DNS Services - 101Domain.com

Owned by Andrew Watkins
Last updated: 22-01-2020
2 min read

Title

DNS Services 101Domain.com

Use

Points Voluntarily, OMGTech and PCFT domains at their respective websites

Allows setup of MX, TXT and other records that are used to show ownership of the domain to service providers such as AWS.

Also provides web forwarding from the .ly to the .nz domain.

Owner

https://voluntarily.atlassian.net/wiki/spaces/VP/pages/106987604

Location

https://my.101domain.com/?view_lang=en_US

Cost

annual domain renewal charges

Billing

Vaughan's Credit Card [I think]

 

 

Access Control

Access is currently via a single login

username: andrew.watkins

password: see LastPass

2FA enabled. Andrews Authy iPhone App.

Admin Permissions Process

Access may be delegated by Operations manager to a member of the Dev or Ops team to allow renewal, management and configuration of domains.

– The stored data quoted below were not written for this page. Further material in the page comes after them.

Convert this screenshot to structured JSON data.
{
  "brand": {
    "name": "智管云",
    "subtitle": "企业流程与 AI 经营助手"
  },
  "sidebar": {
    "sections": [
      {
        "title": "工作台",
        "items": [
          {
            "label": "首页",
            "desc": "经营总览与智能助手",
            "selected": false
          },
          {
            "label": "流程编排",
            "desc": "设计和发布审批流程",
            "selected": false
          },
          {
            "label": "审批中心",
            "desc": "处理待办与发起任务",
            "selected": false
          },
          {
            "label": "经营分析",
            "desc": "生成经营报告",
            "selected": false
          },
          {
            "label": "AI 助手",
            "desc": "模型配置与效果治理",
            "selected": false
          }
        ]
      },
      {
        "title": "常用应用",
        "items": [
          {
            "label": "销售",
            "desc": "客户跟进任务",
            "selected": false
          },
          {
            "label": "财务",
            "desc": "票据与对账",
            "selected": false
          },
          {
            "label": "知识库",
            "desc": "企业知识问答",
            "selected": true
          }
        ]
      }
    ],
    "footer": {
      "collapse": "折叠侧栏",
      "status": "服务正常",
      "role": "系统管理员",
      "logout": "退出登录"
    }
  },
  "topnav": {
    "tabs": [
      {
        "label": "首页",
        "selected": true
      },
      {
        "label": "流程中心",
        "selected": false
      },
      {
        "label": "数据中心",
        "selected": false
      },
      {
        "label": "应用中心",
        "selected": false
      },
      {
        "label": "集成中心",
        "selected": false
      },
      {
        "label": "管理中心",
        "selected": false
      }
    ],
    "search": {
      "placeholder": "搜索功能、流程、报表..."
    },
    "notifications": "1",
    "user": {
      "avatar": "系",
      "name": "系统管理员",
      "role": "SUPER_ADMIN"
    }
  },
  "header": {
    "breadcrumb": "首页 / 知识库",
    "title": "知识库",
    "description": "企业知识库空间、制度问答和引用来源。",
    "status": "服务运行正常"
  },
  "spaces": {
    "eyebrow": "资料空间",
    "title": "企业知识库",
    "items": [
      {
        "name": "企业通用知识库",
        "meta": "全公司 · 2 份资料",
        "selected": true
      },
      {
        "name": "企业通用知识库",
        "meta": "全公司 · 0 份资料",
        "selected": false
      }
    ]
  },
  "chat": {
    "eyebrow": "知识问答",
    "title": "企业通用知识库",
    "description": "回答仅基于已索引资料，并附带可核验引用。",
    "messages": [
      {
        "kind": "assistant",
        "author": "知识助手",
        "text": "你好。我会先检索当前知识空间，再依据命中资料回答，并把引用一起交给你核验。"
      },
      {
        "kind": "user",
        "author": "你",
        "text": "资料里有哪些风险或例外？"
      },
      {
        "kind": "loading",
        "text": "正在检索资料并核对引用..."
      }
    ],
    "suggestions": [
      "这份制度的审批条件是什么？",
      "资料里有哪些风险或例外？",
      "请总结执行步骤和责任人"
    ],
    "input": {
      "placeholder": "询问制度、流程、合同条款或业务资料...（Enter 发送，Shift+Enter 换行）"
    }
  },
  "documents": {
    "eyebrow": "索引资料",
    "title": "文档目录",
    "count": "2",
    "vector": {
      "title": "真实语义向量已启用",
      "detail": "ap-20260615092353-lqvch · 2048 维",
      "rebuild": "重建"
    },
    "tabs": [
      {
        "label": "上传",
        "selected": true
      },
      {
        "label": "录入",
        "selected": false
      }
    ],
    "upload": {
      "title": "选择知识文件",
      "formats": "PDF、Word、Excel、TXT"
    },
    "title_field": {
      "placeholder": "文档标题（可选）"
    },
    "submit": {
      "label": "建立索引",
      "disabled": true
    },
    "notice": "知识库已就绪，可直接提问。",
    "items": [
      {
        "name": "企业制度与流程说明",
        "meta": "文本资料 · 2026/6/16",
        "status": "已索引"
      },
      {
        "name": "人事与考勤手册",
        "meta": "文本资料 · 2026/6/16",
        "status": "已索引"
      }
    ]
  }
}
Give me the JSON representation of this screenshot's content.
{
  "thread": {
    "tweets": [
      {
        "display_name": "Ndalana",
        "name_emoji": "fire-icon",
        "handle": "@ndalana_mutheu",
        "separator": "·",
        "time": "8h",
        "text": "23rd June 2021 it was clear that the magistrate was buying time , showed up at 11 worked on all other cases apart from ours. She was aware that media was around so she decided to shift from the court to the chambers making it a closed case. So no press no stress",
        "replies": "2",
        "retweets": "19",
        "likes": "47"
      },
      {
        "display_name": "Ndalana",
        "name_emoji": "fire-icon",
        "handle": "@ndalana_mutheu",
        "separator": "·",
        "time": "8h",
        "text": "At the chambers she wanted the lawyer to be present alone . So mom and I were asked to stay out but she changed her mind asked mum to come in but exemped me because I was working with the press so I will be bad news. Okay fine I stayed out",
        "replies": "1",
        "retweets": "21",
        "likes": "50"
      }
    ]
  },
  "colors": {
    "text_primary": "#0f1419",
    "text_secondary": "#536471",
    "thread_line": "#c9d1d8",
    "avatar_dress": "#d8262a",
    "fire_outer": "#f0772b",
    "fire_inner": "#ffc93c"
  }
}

Anyone wishing to use the shared account name and password must setup their own 2FA device.

Revoking Permissions

If it is necessary to prevent access to the account then the password should be changed. This will then restrict access to those who

a) have access to the LastPass password

b) have previously configured 2FA

Auditing Permissions and Changes

Regularly check -

The listed domains and expiry dates

https://my.101domain.com/dQBkAQAQAA07uhLlZi89nQm6zqh_dlYrXIRL2DXDsk1QiHacqX0CREWOkrhpkO4jDywvL0XGcxdnSiUiT_EXBzDwrD_GVUuCvf9_q77iWIxNVVz-OG/g1.html

The IP Access logger

https://my.101domain.com/dQBkAQAQAMtdg4Ze8LHp0mcQLS6UJPdLECNdg17XtPkSss6nEmt6EPT-UBYgTdugH0lWdfSbOFJg0l8u643CP7E8XpRa-6zlnKF1_GyztdOFzt5C2-/WO.html

Asset Backup and disaster recovery

There’s nothing we can particularly backup here.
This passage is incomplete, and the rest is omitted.